## Setting Up Kinesis Stream
Before starting this lab first you need to set up a kinesis stream in your amazon account and push bitcoin data from coindesk api. Do the following steps to set it up:
1. Login to your AWS account and launch an EC2 instance. The smallest unit is fine as we will launch a very small task. If you are eligable for free tier you can also use it.
2. Create a kinesis stream with the name "bitcoin-exchange-rate"
3. Get an aws access key and secret key and make sure it has access to kinesis
4. Configure your EC2's aws cli with these keys. To do so you can just type aws configure at the EC2 terminal and fill in the keys
4. Launch the push_data_to_kinesis.py script (from this folder) as a process or via screen (so it always runs). Solve the required pip dependencies if required (i.e. install boto3)

In [2]:
from pyspark.sql.types import *
from pyspark.sql.functions import from_json, to_timestamp
from pyspark.sql.functions import window
from pyspark.sql.functions import avg

### Reading From Kinesis Stream

We will start our streaming application buy reading the data from Kinesis. Kinesis is a message queue, similar to Kafka, provided by AWS. You can read from Kinesis stream in the following way:

In [5]:
kinesisDF = spark \
  .readStream \
  .format("kinesis") \
  .option("streamName", "bitcoin-exchange-rate") \
  .option("initialPosition", "earliest") \
  .option("region", "us-west-2") \
  .option("awsAccessKey", 'awsAccessKey') \
  .option("awsSecretKey", 'awsSecretKey') \
  .load()

Its a good idea to clear up old files, streaming application produces a lot of temp files, and there is a limit to how many temp files you can have for a free Databricks account.

In [7]:
dbutils.fs.rm('dbfs:/SOME_CHECKPOINT_DIRECTORY/', True)
dbutils.fs.rm(('dbfs:/tmp/'), True)

We will enforce a schema as it is more efficient, if we leave it blank Spark can figure out the Schema as well!

In [9]:
pythonSchema = StructType().add("timestamp", StringType()).add("EUR", FloatType()).add("USD", FloatType()).add ("GBP", FloatType())

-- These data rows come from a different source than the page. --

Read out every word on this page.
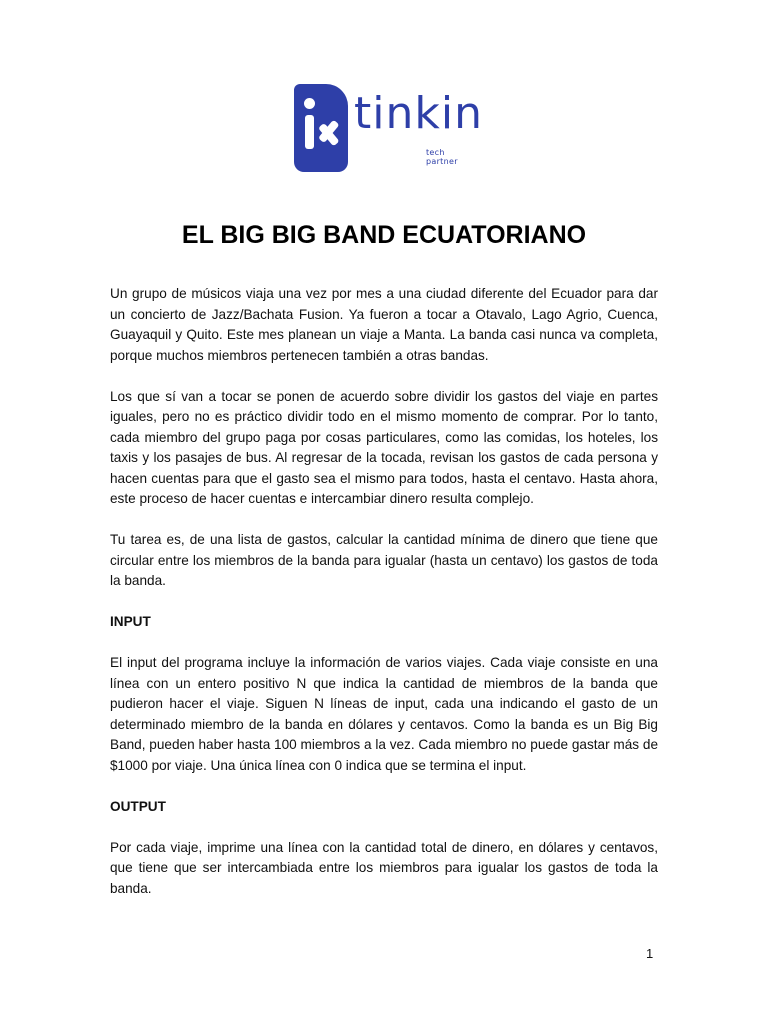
tinkin
tech partner
EL BIG BIG BAND ECUATORIANO

Un grupo de músicos viaja una vez por mes a una ciudad diferente del Ecuador para dar un concierto de Jazz/Bachata Fusion. Ya fueron a tocar a Otavalo, Lago Agrio, Cuenca, Guayaquil y Quito. Este mes planean un viaje a Manta. La banda casi nunca va completa, porque muchos miembros pertenecen también a otras bandas.

Los que sí van a tocar se ponen de acuerdo sobre dividir los gastos del viaje en partes iguales, pero no es práctico dividir todo en el mismo momento de comprar. Por lo tanto, cada miembro del grupo paga por cosas particulares, como las comidas, los hoteles, los taxis y los pasajes de bus. Al regresar de la tocada, revisan los gastos de cada persona y hacen cuentas para que el gasto sea el mismo para todos, hasta el centavo. Hasta ahora, este proceso de hacer cuentas e intercambiar dinero resulta complejo.

Tu tarea es, de una lista de gastos, calcular la cantidad mínima de dinero que tiene que circular entre los miembros de la banda para igualar (hasta un centavo) los gastos de toda la banda.

INPUT

El input del programa incluye la información de varios viajes. Cada viaje consiste en una línea con un entero positivo N que indica la cantidad de miembros de la banda que pudieron hacer el viaje. Siguen N líneas de input, cada una indicando el gasto de un determinado miembro de la banda en dólares y centavos. Como la banda es un Big Big Band, pueden haber hasta 100 miembros a la vez. Cada miembro no puede gastar más de $1000 por viaje. Una única línea con 0 indica que se termina el input.

OUTPUT

Por cada viaje, imprime una línea con la cantidad total de dinero, en dólares y centavos, que tiene que ser intercambiada entre los miembros para igualar los gastos de toda la banda.

1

Now we will read from the stream into our streaming dataframe!

In [11]:
bitcoinDF = kinesisDF.selectExpr("cast (data as STRING) jsonData").select(from_json("jsonData", pythonSchema).alias("bitcoin")).select("bitcoin.*")

We will also convert the timestamp column to the timestamp type so we can query with datetime object in Python

In [13]:
bitcoinDF = bitcoinDF.withColumn('timestamp', to_timestamp(bitcoinDF.timestamp, "yyyy-MM-dd HH:mm:ss"))

In [14]:
display(bitcoinDF)

### Quering! 
Now you can use all the things you learnt previously from Spark SQL! For example, you can groupBy certain attribute and aggregate, filter, or select as you wish! <br/>
We haven't been introduced to the concept of windowing, which we will briefly zoom in now.

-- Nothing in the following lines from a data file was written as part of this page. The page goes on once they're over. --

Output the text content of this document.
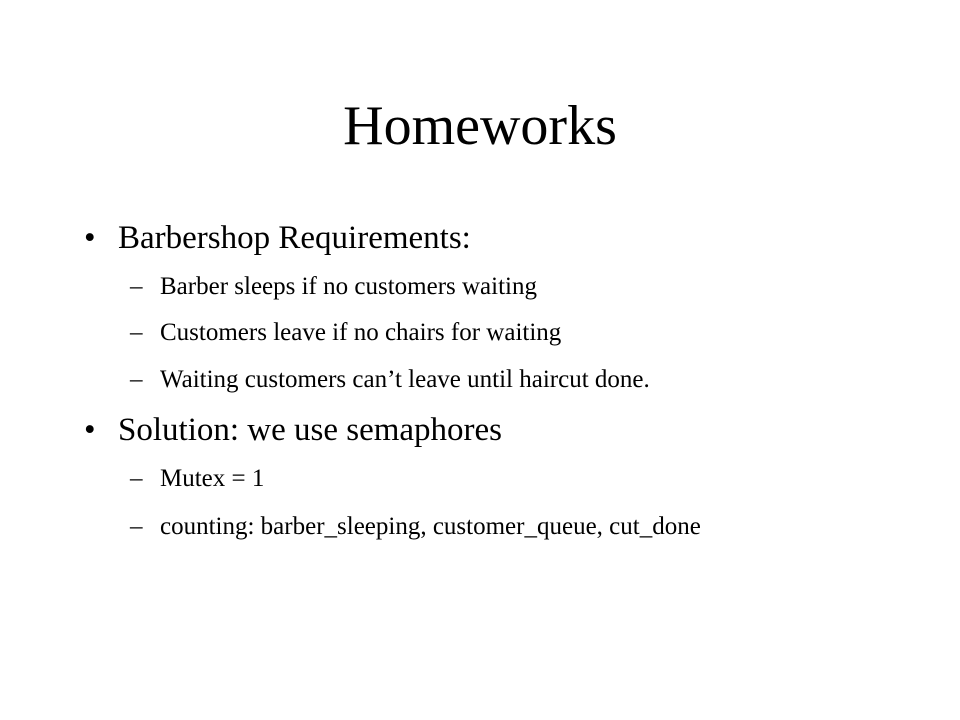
Homeworks
• Barbershop Requirements:
– Barber sleeps if no customers waiting
– Customers leave if no chairs for waiting
– Waiting customers can’t leave until haircut done.
• Solution: we use semaphores
– Mutex = 1
– counting: barber_sleeping, customer_queue, cut_done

A window function can also be applied to to Bucketize rows into one or more time windows given a timestamp specifying column. For that we will use window groupBy function (pyspark.sql.functions.window) <br/>
you can call the window groupby function in the following way: __window(timeColumn, windowDuration, slideDuration=None, startTime=None)__. The definition of slide interval and window interval are as follows:
* Window Duration: how far back in time the windowed transformation goes
* Slide Duration: how often a windowed intransformation is computed

In [17]:
windowedCounts = bitcoinDF.groupBy(window(bitcoinDF.timestamp, "10 minutes", "5 minutes").alias('time_window')).agg(avg(bitcoinDF.EUR).alias('window_avg_euro_rate'))
display(windowedCounts)

In [18]:
# to read the stream from memory we will set up a table in our memory called bitcoin_window
query = windowedCounts.writeStream.format("memory").queryName("bitcoin_window").outputMode("complete").start()

In [19]:
# you can then take your stream to a dataframe using SQL queries in the following way
df = spark.sql('select time_window.start, time_window.end, window_avg_euro_rate from bitcoin_window')

In [20]:
# we can query on top of live data for average euro rate for the last hour
from datetime import datetime, timedelta
from pyspark.sql.functions import avg
timedelta_ten_mins = datetime.now() - timedelta(minutes=60)
last_hour_rate_query = df.filter(df.start > timedelta_ten_mins).select('window_avg_euro_rate').agg(avg('window_avg_euro_rate').alias('rate')).collect()
print(last_hour_rate_query[0].rate)

## Excercise
Try writing a query to window maximum bitcoin rate per ten minutes for USD, EUR, and GBP. Show them all in line chart.

## Challenge
Write a smart algorithm to trade bitcoin automatically. Start with a hypothetical amount (ex. ten bitcoin) and trade it between currencies and see if you can automatically increase your net worth by trading.